The acquisition connects Sonoma Coast State Park to Monte Rio Redwoods Regional Park and the Bohemian Grove, a 2,700-acre private campground south of Guerneville that has been owned since 1878 by a private men’s club, the Bohemian Club.
Every year the club has a camping retreat at the grove under tight security. The club’s members in the past have included presidents, from Theodore Roosevelt and Herbert Hoover to Richard Nixon and Ronald Reagan, captains of industry such as David Packard, Joseph Coors and William Randolph Hearst, and other prominent people, including writer Jack London, atomic physicist J. Robert Oppenheimer, Grateful Dead guitarist Bob Weir and former California Gov. Arnold Schwarzenegger.
In addition to providing a protected link for wildlife, the new acquisition, known as the Monte Rio Expansion property, also offers the potential to create a new network of public hiking trails from Monte Rio park to the Sonoma Coast, Whitaker said.
The property has been logged off and on since the 1800s.
There are a few old-growth redwood trees, including one ancient tree 14 feet wide with a natural tunnel through its base. But most are second-and-third growth trees, mixed in with Douglas fir and other species, Hodder said. The last logging operation there occurred in 2022 when Mendocino Redwood Company selectively cut 319 acres.

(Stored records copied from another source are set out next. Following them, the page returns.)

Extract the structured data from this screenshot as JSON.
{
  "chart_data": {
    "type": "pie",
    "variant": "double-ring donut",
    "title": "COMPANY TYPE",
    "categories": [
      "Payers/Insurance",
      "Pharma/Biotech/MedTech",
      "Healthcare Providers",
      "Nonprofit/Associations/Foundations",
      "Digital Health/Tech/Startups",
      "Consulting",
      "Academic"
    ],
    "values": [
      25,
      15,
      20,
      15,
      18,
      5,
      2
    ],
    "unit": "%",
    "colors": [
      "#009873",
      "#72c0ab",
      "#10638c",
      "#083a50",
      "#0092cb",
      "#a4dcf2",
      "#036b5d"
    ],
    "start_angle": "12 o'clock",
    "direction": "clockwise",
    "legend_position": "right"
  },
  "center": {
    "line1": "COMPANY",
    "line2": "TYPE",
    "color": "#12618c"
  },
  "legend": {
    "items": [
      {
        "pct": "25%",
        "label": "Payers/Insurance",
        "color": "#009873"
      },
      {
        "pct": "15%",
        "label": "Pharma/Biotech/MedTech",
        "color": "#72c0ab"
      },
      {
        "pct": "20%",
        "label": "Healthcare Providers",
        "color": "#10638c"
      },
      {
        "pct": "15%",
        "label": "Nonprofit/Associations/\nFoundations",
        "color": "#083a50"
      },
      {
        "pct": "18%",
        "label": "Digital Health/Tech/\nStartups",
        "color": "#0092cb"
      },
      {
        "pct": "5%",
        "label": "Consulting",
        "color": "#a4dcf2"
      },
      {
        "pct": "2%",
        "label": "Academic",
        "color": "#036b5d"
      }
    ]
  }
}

Mendocino Redwood Company, based in Ukiah, already has expanded parks in the area. The company sold the adjacent 3,400 acres of redwood forest in 2005, a property called Willow Creek, to the California Department of Parks and Recreation. It was added to Sonoma Coast State Park.
“We were approached by Save the Redwoods League on this, and they made a good case for the benefits of adding these forest lands to what was already created in 2005,” said Mendocino Redwood Company President Bob Mertz. “We were able to work through it together.”
The property is home to a number of threatened and endangered species, including the spotted owl, California giant salamander and yellow-legged frog.
Of the $24 million purchase price, $6 million will come from the Sonoma County Agricultural Preservation and Open Space District, a local government agency, and $4 million is expected to come from the Sonoma Land Trust, a non-profit environmental group.
The rest, Hodder said, will be raised in private donations and government grants by Save the Redwoods League. He noted that California voters in November approved Proposition 4, a $10 billion state bond act to fund forest and parkland preservation, fire safety projects and climate change work, and that the league would be applying to the state for some of that money.
Save the Redwoods League, founded in 1918, has protected more than 220,000 acres of redwood and sequoia forests over the last century. By buying land and development rights from willing sellers, it has expanded 66 state, national and local parks around California, including Redwood National Park and Sequoia-Kings Canyon National Park, along with Big Basin, Calaveras Big Trees, Del Norte, Emerald Bay, Grizzly Creek, Año Nuevo, Henry Cowell, Prairie Creek, Pfeiffer Big Sur, Jedediah Smith and other landmark state parks.
Last September, the group closed a $15 million deal to purchase 1,624 acres of redwoods and picturesque coastal meadows adjacent to what is now Fort Ross State Historic Park, 12 miles north of Sonoma Coast State Park, expanding the protected lands around Fort Ross by 50%.
In 2021, the group spent $36.9 million to buy five miles of rugged oceanfront land on the Mendocino Coast, totaling 3,181 acres, at the southern end of the “Lost Coast” between Rockport and Ferndale. Last month, it transferred that property to the Bureau of Land Management for public recreation.
Whitaker said the public will enjoy the new Monte Rio property when it opens this summer.
“You are surrounded by an expansive, beautiful forested area,” he said. “You come across amazing meadows. In the morning, the fog comes in, and it feels like you are on top of the world. It’s a classic Northern California landscape.”